Clathrin-mediated endocytosis of high density lipoprotein3 in human intestinal Caco-2 cells. A post-embedding immunocytochemical study.

The mechanism by which high density lipoprotein (HDL) removes excess cholesterol from intracellular sites has been the subject of much controversy. There is some evidence that HDL binds to specific cell surface receptors without internalization.
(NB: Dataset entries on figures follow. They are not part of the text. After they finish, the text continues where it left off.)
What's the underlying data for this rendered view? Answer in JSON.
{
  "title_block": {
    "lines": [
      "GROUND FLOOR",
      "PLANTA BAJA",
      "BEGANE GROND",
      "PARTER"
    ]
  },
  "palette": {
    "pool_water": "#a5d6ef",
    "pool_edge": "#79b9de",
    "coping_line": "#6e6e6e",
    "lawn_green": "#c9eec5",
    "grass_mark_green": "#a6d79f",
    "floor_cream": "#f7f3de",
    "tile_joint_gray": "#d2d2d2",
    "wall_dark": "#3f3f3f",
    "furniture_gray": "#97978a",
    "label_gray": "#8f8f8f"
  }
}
Other evidence suggests that HDL is taken up by endocytosis, enters a pathway of endosomal trafficking and is resecreted from the cells (retroendocytsosis). In the present study, we investigated the distribution of apolipoprotein AI, the major protein constituent of HDL, in cultured intestinal Caco-2 cells employing post-embedding immunocytochemistry on LR White-embedded material. Cells grown under control conditions showed label for apolipoprotein AI in the endoplasmic reticulum. After incubation with native apolipoprotein E-free high density lipoprotein3 (HDL3) additional label for apolipoprotein AI was found in endosomes. These endosomes were observed near lipid droplets and in the basolateral cytoplasm. Further, it was demonstrated that label for apolipoprotein AI was colocalized with label for clathrin on the basolateral membrane. Our results support the concept that HDL3 is internalized and subsequently processed in an endosomal pathway in Caco-2 cells besides de novo synthesis of apolipoprotein AI.